Another blooming beauty – and again you have to have your eyes peeled for the blooms – is the Franklinia alatamaha. It’s also worth stepping up to this tree to see the subtle slow burn of the leaf colors. Native to Georgia and possibly extinct in the wild, this small tree is truly a beauty worth preserving. Hardy from zones 6-9, our Franklinia is tucked in a sunny protected spot on the front lawn of the house.
The Katsuras (Cercidiphyllum japonicum) are eye candy that happen to smell like candy. Every time I walk under this tree I am struck by the shadows it casts (there’s no prettier silhouette on the ground), the blaze of fall color that lights it like a candle and the mysterious sugar scent of its fallen leaves (I can’t detect it from a single crushed leaf – it takes a path-full evidently). Hardy zones 4-8, Katsuras can reach 70′. We also have a Weeping Katsura (Cercidiphyllum japonicum ‘Pendulum’) which reminds me of Cousin It.
Fall flame colors need a foil and I know I’ve gone on about Chrysanthemum (or Dendranthema) ‘Sheffield Pink’ before (full sun, zones 4-8). It’s a perfectly autumnal pink and I wish I had a patch at my house to reverberate against my burgundy-wine dipped flowering dogwood.

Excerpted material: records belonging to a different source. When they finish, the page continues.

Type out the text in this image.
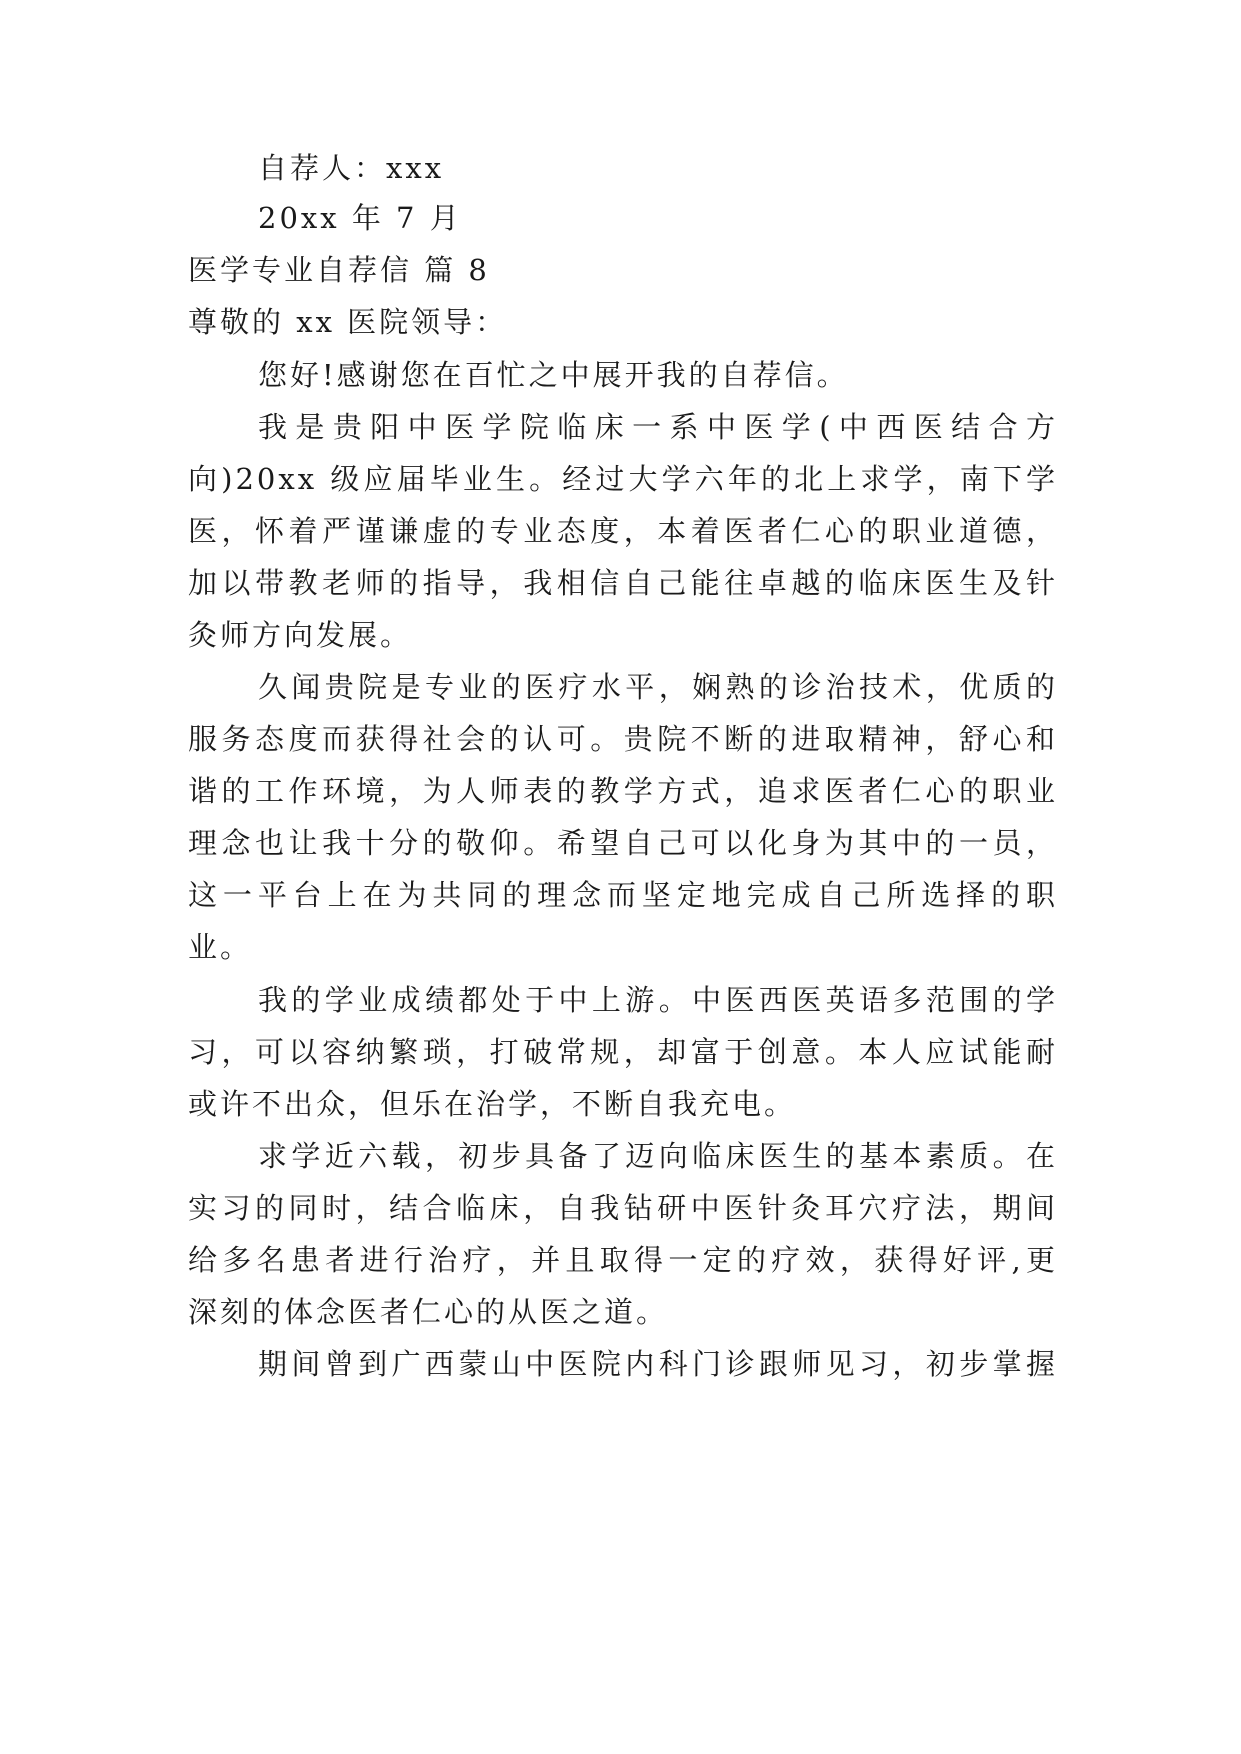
自荐人：xxx
20xx 年 7 月
医学专业自荐信 篇 8
尊敬的 xx 医院领导：
您好!感谢您在百忙之中展开我的自荐信。
我是贵阳中医学院临床一系中医学(中西医结合方
向)20xx 级应届毕业生。经过大学六年的北上求学，南下学
医，怀着严谨谦虚的专业态度，本着医者仁心的职业道德，
加以带教老师的指导，我相信自己能往卓越的临床医生及针
灸师方向发展。
久闻贵院是专业的医疗水平，娴熟的诊治技术，优质的
服务态度而获得社会的认可。贵院不断的进取精神，舒心和
谐的工作环境，为人师表的教学方式，追求医者仁心的职业
理念也让我十分的敬仰。希望自己可以化身为其中的一员，
这一平台上在为共同的理念而坚定地完成自己所选择的职
业。
我的学业成绩都处于中上游。中医西医英语多范围的学
习，可以容纳繁琐，打破常规，却富于创意。本人应试能耐
或许不出众，但乐在治学，不断自我充电。
求学近六载，初步具备了迈向临床医生的基本素质。在
实习的同时，结合临床，自我钻研中医针灸耳穴疗法，期间
给多名患者进行治疗，并且取得一定的疗效，获得好评,更
深刻的体念医者仁心的从医之道。
期间曾到广西蒙山中医院内科门诊跟师见习，初步掌握
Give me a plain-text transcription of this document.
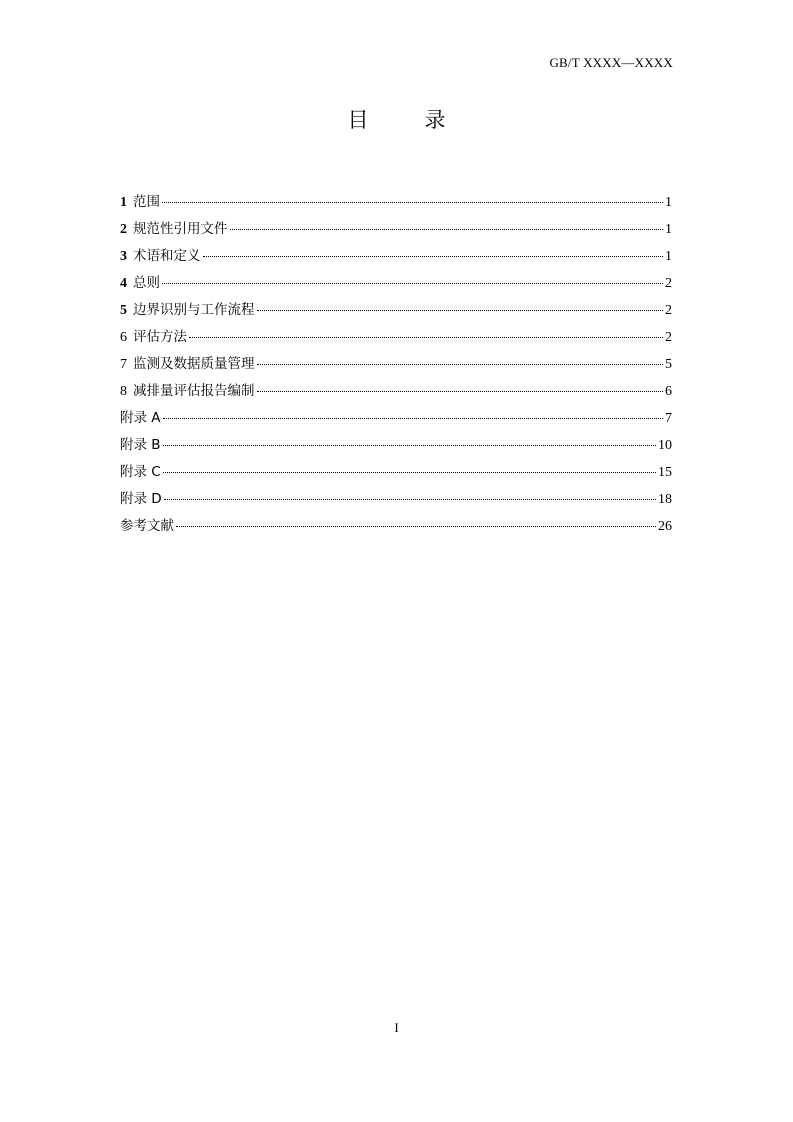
GB/T XXXX—XXXX
目	录
1 范围	1
2 规范性引用文件	1
3 术语和定义	1
4 总则	2
5 边界识别与工作流程	2
6 评估方法	2
7 监测及数据质量管理	5
8 减排量评估报告编制	6
附录 A	7
附录 B	10
附录 C	15
附录 D	18
参考文献	26
I
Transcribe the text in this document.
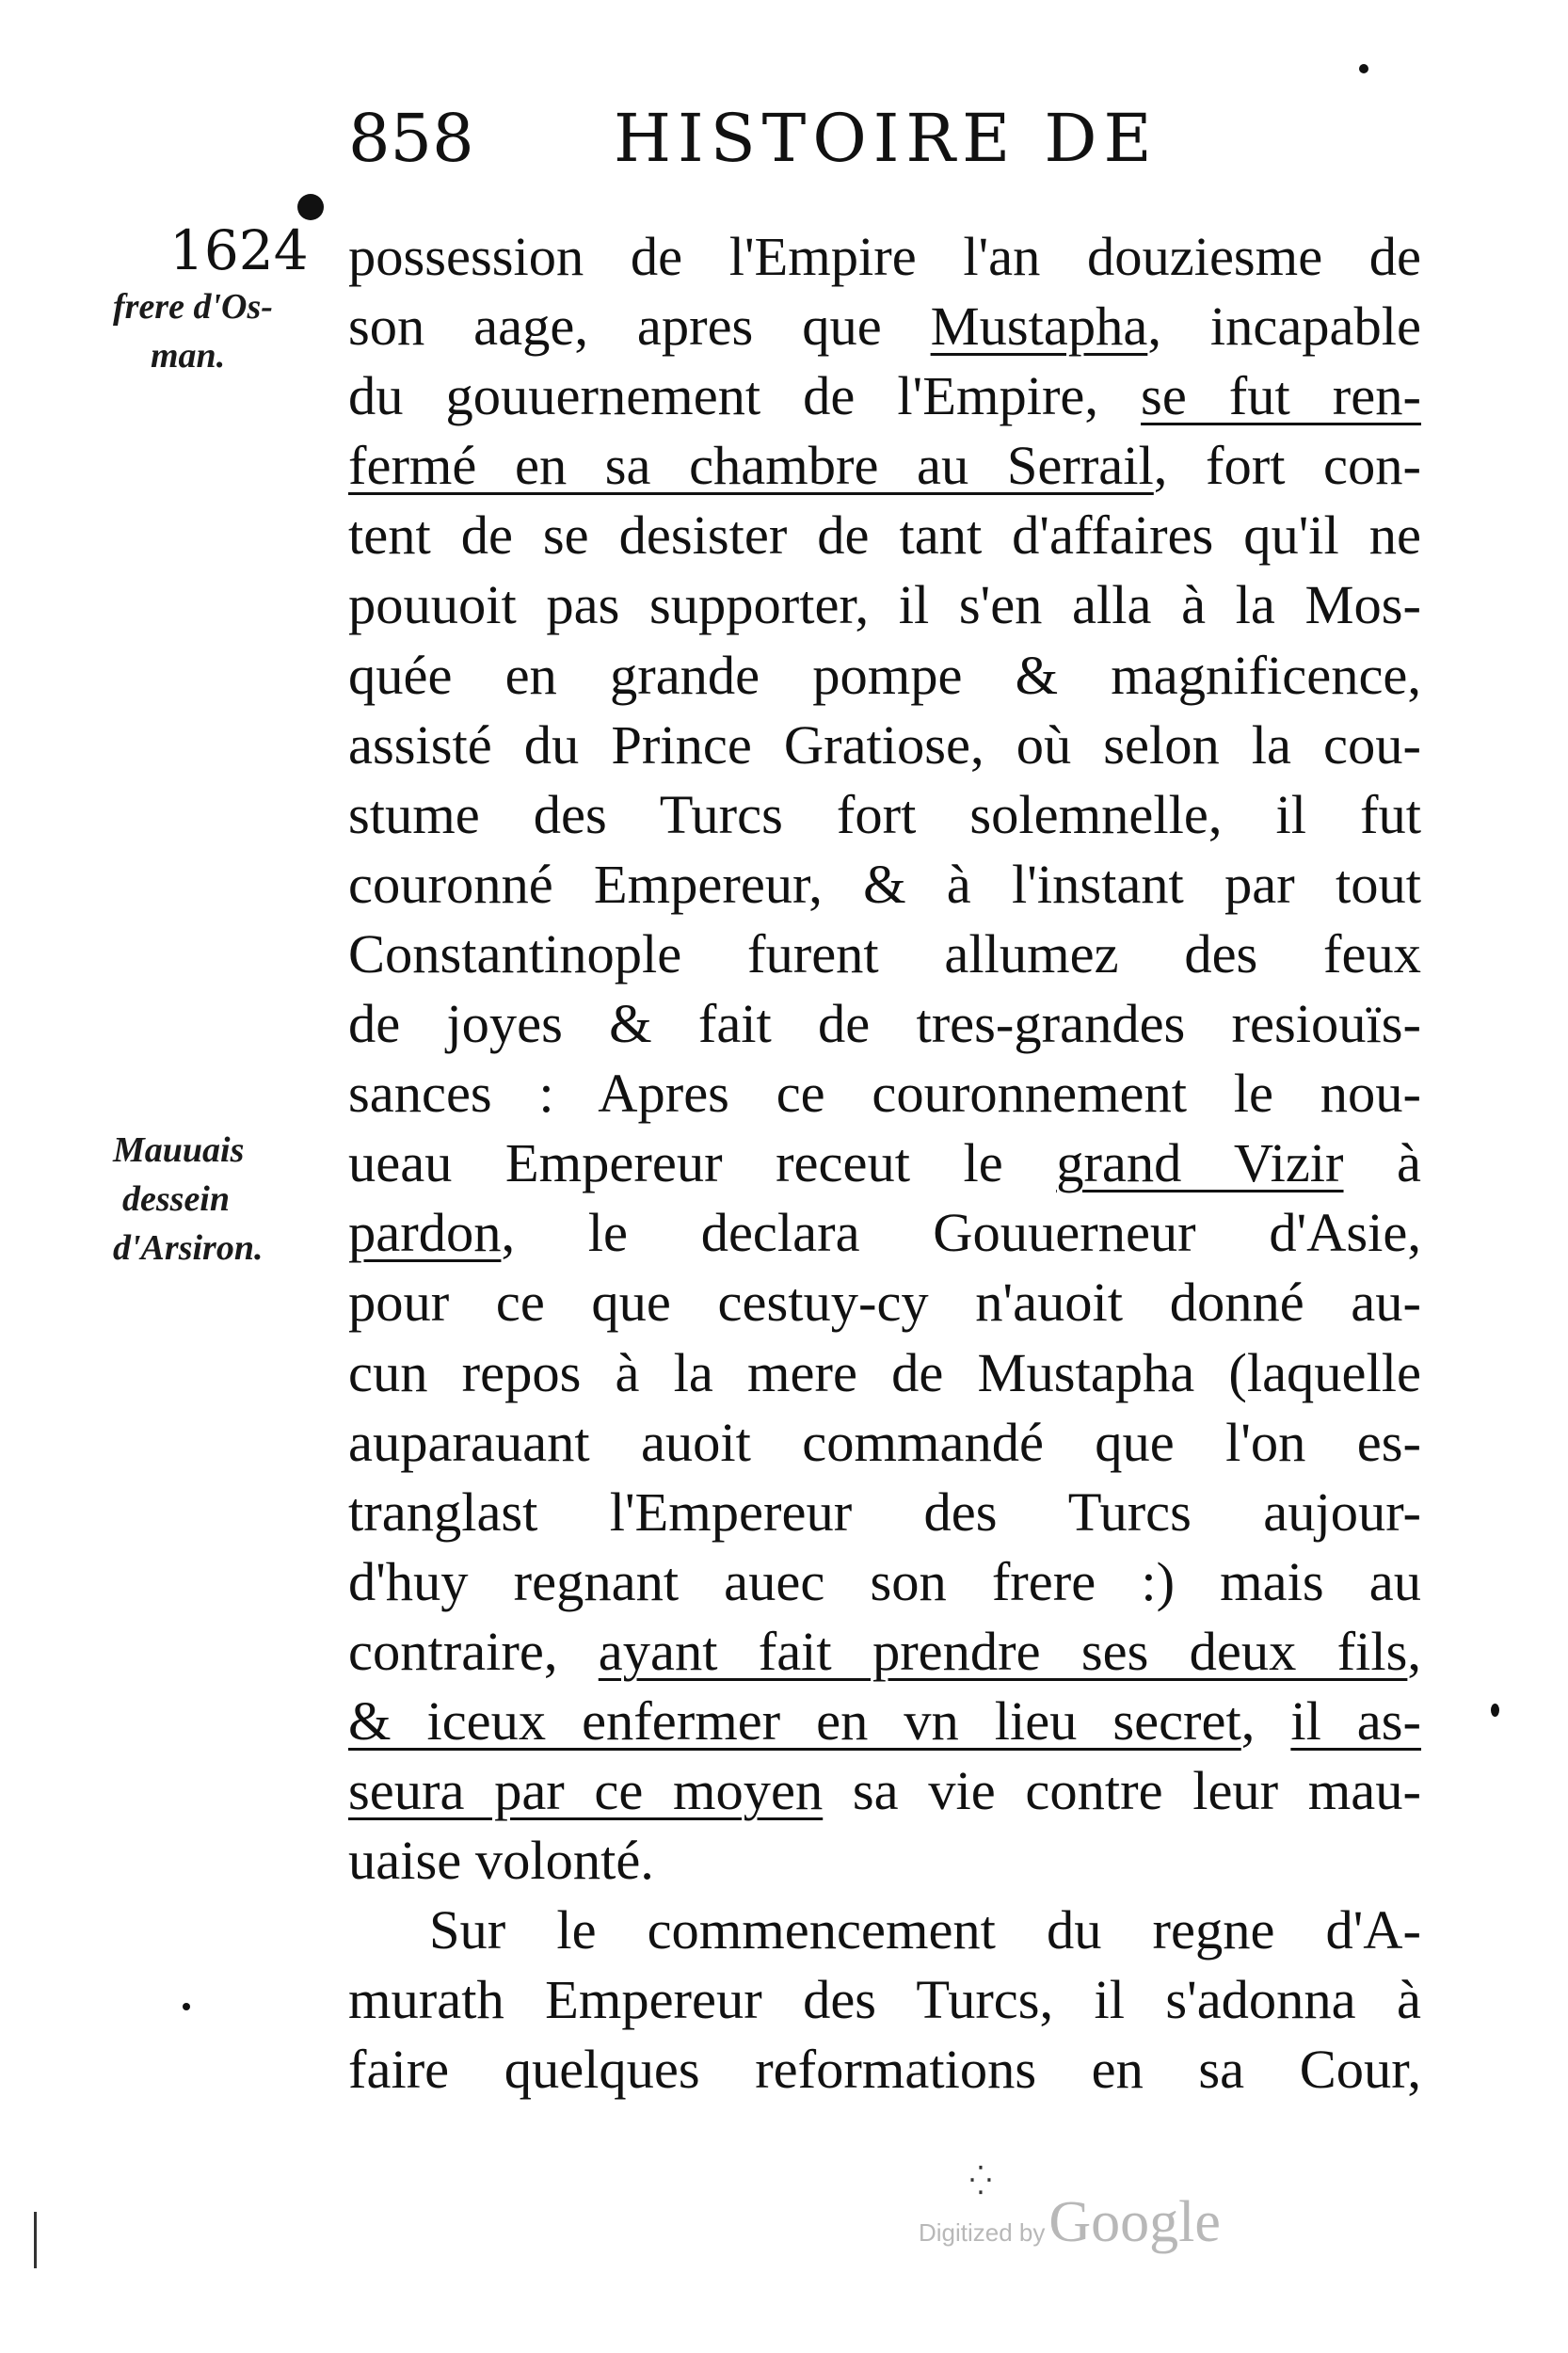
858 HISTOIRE DE
1624
frere d'Os-
man.
Mauuais
dessein
d'Arsiron.
possession de l'Empire l'an douziesme de
son aage, apres que Mustapha, incapable
du gouuernement de l'Empire, se fut ren-
fermé en sa chambre au Serrail, fort con-
tent de se desister de tant d'affaires qu'il ne
pouuoit pas supporter, il s'en alla à la Mos-
quée en grande pompe & magnificence,
assisté du Prince Gratiose, où selon la cou-
stume des Turcs fort solemnelle, il fut
couronné Empereur, & à l'instant par tout
Constantinople furent allumez des feux
de joyes & fait de tres-grandes resiouïs-
sances : Apres ce couronnement le nou-
ueau Empereur receut le grand Vizir à
pardon, le declara Gouuerneur d'Asie,
pour ce que cestuy-cy n'auoit donné au-
cun repos à la mere de Mustapha (laquelle
auparauant auoit commandé que l'on es-
tranglast l'Empereur des Turcs aujour-
d'huy regnant auec son frere :) mais au
contraire, ayant fait prendre ses deux fils,
& iceux enfermer en vn lieu secret, il as-
seura par ce moyen sa vie contre leur mau-
uaise volonté.
Sur le commencement du regne d'A-
murath Empereur des Turcs, il s'adonna à
faire quelques reformations en sa Cour,
⁛
Digitized by Google
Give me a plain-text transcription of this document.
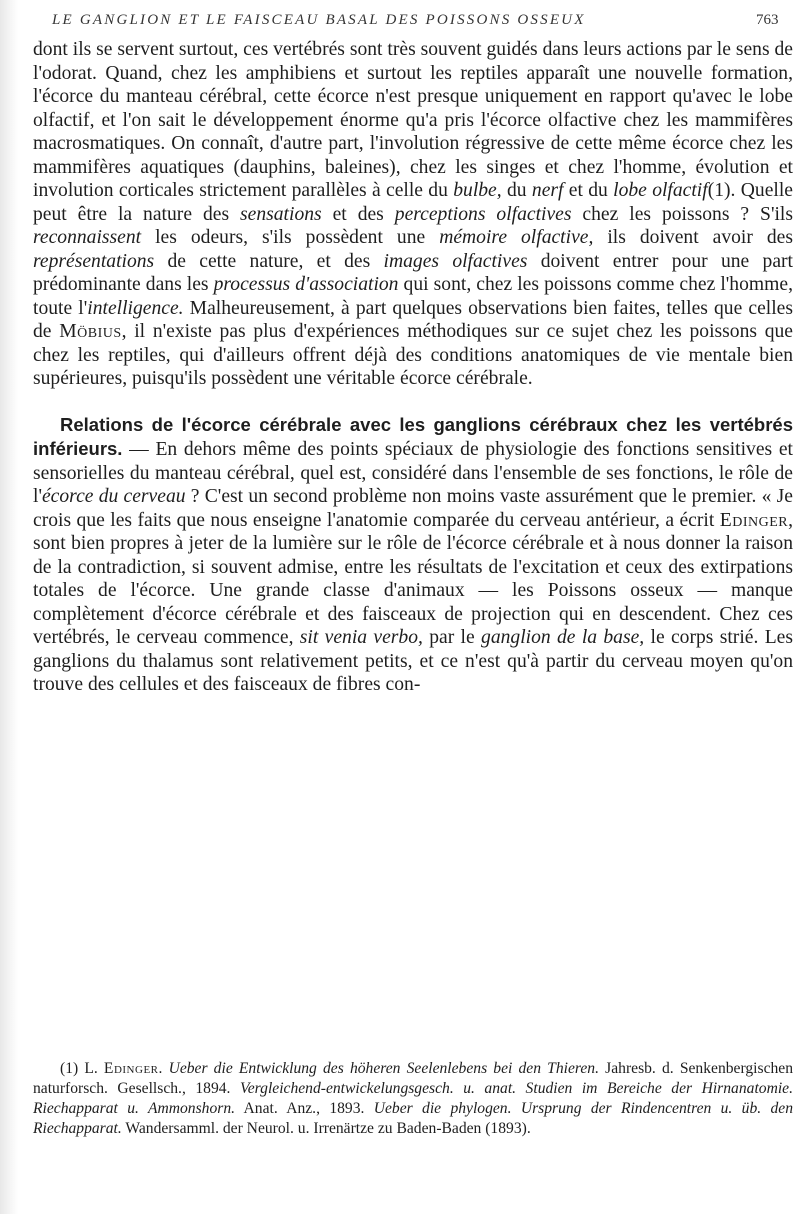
LE GANGLION ET LE FAISCEAU BASAL DES POISSONS OSSEUX	763

dont ils se servent surtout, ces vertébrés sont très souvent guidés dans leurs actions par le sens de l'odorat. Quand, chez les amphibiens et surtout les reptiles apparaît une nouvelle formation, l'écorce du manteau cérébral, cette écorce n'est presque uniquement en rapport qu'avec le lobe olfactif, et l'on sait le développement énorme qu'a pris l'écorce olfactive chez les mammifères macrosmatiques. On connaît, d'autre part, l'involution régressive de cette même écorce chez les mammifères aquatiques (dauphins, baleines), chez les singes et chez l'homme, évolution et involution corticales strictement parallèles à celle du bulbe, du nerf et du lobe olfactif(1). Quelle peut être la nature des sensations et des perceptions olfactives chez les poissons ? S'ils reconnaissent les odeurs, s'ils possèdent une mémoire olfactive, ils doivent avoir des représentations de cette nature, et des images olfactives doivent entrer pour une part prédominante dans les processus d'association qui sont, chez les poissons comme chez l'homme, toute l'intelligence. Malheureusement, à part quelques observations bien faites, telles que celles de Möbius, il n'existe pas plus d'expériences méthodiques sur ce sujet chez les poissons que chez les reptiles, qui d'ailleurs offrent déjà des conditions anatomiques de vie mentale bien supérieures, puisqu'ils possèdent une véritable écorce cérébrale.

Relations de l'écorce cérébrale avec les ganglions cérébraux chez les vertébrés inférieurs. — En dehors même des points spéciaux de physiologie des fonctions sensitives et sensorielles du manteau cérébral, quel est, considéré dans l'ensemble de ses fonctions, le rôle de l'écorce du cerveau ? C'est un second problème non moins vaste assurément que le premier. « Je crois que les faits que nous enseigne l'anatomie comparée du cerveau antérieur, a écrit Edinger, sont bien propres à jeter de la lumière sur le rôle de l'écorce cérébrale et à nous donner la raison de la contradiction, si souvent admise, entre les résultats de l'excitation et ceux des extirpations totales de l'écorce. Une grande classe d'animaux — les Poissons osseux — manque complètement d'écorce cérébrale et des faisceaux de projection qui en descendent. Chez ces vertébrés, le cerveau commence, sit venia verbo, par le ganglion de la base, le corps strié. Les ganglions du thalamus sont relativement petits, et ce n'est qu'à partir du cerveau moyen qu'on trouve des cellules et des faisceaux de fibres con-

(1) L. Edinger. Ueber die Entwicklung des höheren Seelenlebens bei den Thieren. Jahresb. d. Senkenbergischen naturforsch. Gesellsch., 1894. Vergleichend-entwickelungsgesch. u. anat. Studien im Bereiche der Hirnanatomie. Riechapparat u. Ammonshorn. Anat. Anz., 1893. Ueber die phylogen. Ursprung der Rindencentren u. üb. den Riechapparat. Wandersamml. der Neurol. u. Irrenärtze zu Baden-Baden (1893).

Amsonia hubrechtii is an autumn must-have native perennial (zones 5-9). It has a pale blue star flower moment in the spring, a lengthy summer plain green featheriness and then a bright blaze now. It’s the flash of yellow along the wall of the North Garden in the picture below. As always, click on images for a larger view. The Tupelo (Nyssa sylvatica) against the house is one of my other major fall favorites because it starts the whole show in August with a few well placed red patches high in the canopy and then keeps on coloring.
The Linden viburnum (Viburnum dilatatum) is turning shades of peachy orange so of course it made it on my list and the bright red fruit is an added eye treat. (A good sized shrub – ours are about 10′ tall. Zones 5-8) Seven-son flower (Heptacodium miconioides) is another star for the showy bracts left over from the sweet September flowers. Some don’t find the scent altogether pleasing but it reminds me of honey soap. (Tall shrub to 20′ and hardy in zones 6-9)
I could go on and on – I haven’t even mentioned a single maple yet! That’ll be for another post perhaps. Meanwhile I’m going to try to picture where in my own garden I can fit a few of these delicious plants and where in my neighbor’s yard I could sneak a Tupelo… What’s your favorite eye candy this fall? Are you planning on planting anything specifically to satisfy a fall craving?